Are our privacy rights vanishing in a technological age? Do surveillance cameras make us safer? Have we mutated into a surveillance society?
The “Watch the Watchers!” series originated after 9/11, 2001 when the number of surveillance cameras in New York City skyrocketed.
As a society, we have become obsessed with the gaze of the video-camera, not only because we perceive that it brings us “security” but also because we are fascinated by the visual representations of ourselves. Today, we are very much a culture of voyeurs.
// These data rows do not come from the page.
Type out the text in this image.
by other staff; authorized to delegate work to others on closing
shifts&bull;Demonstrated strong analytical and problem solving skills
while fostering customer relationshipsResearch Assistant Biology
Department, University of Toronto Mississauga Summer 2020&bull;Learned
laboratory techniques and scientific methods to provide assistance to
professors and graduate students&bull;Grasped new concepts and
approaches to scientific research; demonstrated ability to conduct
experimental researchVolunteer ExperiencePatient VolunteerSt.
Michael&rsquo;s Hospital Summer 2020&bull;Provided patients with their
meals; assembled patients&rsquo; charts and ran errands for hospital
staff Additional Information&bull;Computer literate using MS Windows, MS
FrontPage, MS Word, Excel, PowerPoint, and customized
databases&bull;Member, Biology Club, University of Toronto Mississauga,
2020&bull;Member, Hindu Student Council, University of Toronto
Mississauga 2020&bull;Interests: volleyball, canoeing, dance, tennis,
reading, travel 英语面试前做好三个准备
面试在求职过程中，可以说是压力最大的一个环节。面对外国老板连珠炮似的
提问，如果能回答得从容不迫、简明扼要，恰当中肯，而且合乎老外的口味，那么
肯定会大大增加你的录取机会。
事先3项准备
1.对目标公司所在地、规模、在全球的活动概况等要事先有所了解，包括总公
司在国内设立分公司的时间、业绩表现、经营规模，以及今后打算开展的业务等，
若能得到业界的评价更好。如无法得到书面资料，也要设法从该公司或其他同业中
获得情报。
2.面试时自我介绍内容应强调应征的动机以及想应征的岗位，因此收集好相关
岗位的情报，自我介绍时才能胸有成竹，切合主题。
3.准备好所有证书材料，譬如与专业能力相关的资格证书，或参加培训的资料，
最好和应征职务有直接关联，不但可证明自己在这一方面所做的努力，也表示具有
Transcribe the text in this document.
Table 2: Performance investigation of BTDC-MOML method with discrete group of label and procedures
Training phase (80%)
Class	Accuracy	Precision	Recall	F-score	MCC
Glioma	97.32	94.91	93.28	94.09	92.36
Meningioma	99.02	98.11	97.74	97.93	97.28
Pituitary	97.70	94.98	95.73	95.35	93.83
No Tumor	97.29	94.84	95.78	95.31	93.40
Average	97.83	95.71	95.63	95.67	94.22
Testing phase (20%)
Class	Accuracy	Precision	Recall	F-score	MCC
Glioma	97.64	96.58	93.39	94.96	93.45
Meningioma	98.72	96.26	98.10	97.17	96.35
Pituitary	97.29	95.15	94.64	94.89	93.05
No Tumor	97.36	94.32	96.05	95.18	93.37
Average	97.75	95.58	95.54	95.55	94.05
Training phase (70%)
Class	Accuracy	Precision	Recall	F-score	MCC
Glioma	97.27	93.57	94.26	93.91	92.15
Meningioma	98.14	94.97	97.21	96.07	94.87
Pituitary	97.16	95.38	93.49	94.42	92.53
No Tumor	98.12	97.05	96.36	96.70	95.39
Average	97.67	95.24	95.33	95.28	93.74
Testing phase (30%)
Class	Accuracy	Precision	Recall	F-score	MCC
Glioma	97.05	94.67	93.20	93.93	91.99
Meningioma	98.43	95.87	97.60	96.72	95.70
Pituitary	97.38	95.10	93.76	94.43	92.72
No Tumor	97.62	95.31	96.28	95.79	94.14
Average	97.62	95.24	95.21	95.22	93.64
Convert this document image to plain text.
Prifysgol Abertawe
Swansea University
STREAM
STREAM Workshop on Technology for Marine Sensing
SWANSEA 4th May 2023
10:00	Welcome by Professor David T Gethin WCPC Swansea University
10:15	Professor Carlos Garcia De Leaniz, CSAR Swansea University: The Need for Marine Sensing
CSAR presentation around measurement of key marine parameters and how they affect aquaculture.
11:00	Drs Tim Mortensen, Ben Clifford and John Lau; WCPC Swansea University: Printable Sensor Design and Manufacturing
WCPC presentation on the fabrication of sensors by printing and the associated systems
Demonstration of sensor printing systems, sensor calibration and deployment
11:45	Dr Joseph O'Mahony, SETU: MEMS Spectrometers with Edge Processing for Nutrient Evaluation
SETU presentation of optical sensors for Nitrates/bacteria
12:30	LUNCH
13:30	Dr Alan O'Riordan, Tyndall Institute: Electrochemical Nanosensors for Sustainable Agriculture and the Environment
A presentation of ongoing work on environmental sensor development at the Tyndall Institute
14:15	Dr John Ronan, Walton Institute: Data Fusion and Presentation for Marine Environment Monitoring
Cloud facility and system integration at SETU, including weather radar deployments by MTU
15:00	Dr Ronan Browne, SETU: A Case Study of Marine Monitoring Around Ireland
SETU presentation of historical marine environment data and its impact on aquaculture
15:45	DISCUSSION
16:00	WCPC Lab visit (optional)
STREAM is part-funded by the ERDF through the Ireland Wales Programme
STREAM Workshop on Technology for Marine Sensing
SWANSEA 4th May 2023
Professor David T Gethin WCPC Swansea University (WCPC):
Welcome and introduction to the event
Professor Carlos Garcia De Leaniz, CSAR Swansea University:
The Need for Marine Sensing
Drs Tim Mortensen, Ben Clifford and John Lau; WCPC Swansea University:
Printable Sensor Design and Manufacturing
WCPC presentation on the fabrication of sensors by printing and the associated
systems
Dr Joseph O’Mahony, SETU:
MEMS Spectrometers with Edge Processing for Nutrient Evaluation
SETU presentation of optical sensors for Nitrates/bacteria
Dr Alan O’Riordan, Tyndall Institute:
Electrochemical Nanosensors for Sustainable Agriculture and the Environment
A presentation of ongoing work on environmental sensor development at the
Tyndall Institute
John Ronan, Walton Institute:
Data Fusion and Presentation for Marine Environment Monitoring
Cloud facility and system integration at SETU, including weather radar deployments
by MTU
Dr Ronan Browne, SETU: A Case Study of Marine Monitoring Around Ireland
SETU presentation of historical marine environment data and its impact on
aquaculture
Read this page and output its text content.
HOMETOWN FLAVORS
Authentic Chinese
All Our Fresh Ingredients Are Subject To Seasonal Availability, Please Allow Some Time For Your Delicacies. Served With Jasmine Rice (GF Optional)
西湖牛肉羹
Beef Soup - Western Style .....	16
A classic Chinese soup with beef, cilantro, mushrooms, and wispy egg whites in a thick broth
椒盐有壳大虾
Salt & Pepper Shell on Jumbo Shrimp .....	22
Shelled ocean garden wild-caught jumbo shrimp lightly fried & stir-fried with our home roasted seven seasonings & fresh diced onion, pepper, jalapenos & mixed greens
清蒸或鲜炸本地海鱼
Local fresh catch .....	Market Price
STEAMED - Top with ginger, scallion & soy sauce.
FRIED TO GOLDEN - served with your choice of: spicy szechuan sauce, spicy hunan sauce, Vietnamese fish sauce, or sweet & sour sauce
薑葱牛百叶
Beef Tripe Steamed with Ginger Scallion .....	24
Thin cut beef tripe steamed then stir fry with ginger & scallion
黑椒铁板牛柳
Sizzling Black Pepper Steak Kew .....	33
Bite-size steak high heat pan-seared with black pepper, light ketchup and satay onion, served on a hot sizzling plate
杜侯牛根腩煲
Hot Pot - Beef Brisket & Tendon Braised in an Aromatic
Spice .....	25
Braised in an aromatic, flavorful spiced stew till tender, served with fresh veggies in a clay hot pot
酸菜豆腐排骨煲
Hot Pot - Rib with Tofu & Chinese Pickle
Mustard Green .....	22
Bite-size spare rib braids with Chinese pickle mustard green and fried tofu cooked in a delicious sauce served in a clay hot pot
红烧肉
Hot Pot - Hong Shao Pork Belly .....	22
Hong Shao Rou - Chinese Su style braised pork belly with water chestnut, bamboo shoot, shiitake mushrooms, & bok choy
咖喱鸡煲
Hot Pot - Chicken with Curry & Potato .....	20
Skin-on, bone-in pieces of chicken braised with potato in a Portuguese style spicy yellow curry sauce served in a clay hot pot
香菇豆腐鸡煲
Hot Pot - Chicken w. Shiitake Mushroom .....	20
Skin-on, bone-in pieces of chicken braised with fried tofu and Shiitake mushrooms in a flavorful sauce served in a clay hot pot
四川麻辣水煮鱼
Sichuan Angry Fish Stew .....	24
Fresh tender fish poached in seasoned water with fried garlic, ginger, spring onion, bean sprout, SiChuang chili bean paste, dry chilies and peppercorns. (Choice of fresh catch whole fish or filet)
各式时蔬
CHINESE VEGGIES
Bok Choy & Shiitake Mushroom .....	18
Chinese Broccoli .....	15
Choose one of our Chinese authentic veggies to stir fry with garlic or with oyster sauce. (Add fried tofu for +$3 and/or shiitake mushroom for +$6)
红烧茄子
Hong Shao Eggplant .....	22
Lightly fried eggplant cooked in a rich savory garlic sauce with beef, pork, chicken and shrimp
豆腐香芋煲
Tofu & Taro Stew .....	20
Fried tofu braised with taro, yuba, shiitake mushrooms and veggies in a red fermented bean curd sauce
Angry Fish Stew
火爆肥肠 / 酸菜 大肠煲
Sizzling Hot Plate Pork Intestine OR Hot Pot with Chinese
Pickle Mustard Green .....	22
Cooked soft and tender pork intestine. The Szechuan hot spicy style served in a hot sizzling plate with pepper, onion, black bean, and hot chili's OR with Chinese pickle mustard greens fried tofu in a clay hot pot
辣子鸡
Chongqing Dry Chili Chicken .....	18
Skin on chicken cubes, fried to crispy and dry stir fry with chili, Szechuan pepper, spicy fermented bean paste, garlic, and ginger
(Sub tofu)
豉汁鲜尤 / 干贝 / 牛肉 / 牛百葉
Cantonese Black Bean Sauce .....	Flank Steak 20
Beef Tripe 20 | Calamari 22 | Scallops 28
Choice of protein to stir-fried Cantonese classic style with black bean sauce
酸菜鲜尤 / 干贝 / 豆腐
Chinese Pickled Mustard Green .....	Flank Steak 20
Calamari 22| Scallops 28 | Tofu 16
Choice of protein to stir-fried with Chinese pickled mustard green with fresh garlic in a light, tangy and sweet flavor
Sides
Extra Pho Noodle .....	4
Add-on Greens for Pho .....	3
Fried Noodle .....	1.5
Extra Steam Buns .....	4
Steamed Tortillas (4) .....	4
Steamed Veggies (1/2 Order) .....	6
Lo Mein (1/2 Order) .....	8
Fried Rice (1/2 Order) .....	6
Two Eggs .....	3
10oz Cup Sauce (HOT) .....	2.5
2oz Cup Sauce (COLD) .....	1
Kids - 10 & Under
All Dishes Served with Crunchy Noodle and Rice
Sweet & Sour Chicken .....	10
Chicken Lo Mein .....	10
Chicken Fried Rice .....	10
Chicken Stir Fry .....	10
I am interested in making art out of the technology that watches over us, aiming to explore a surveillance-saturated global culture, with an aesthetic dimension. The appropriation of digital images in art is a phenomenon new to the twentieth century. I am intrigued by the technique of layering digital media and the aspects of appropriation while embracing the use of contemporary technologies like the Internet.
About the Artist
Anita Cruz-Eberhard [Zurich, b. 1974] I was born in Zurich in 1974 and has been living and working in New York since the mid 90’s, earning a BFA with honours from The School of Visual Arts, and graduated from the International Centre of Photography, NYC.
She has exhibited internationally in galleries, museums and at festivals, including at the first Warsaw PhotoDays, 19. Noorderlicht Photofestival, Kunst Haus Wien, Le Museum du Botanique & Bozar Centre for Fine Arts (Brussels), the 7th Athens Video Art Festival, the Pingyao International Photography Festival (China), the Centro Cultural Justica Federal (Rio de Janeiro), Gallery 21 (Tokyo), and at the Galerie Seippel (Cologne).
Cruz-Eberhard was also the recipient of the 2008 Sony World Photography Awards – Category (Abstract), the Medicus Grant
(Swiss Benevolent Society of New York) and the SVA Alumni Scholarship Award.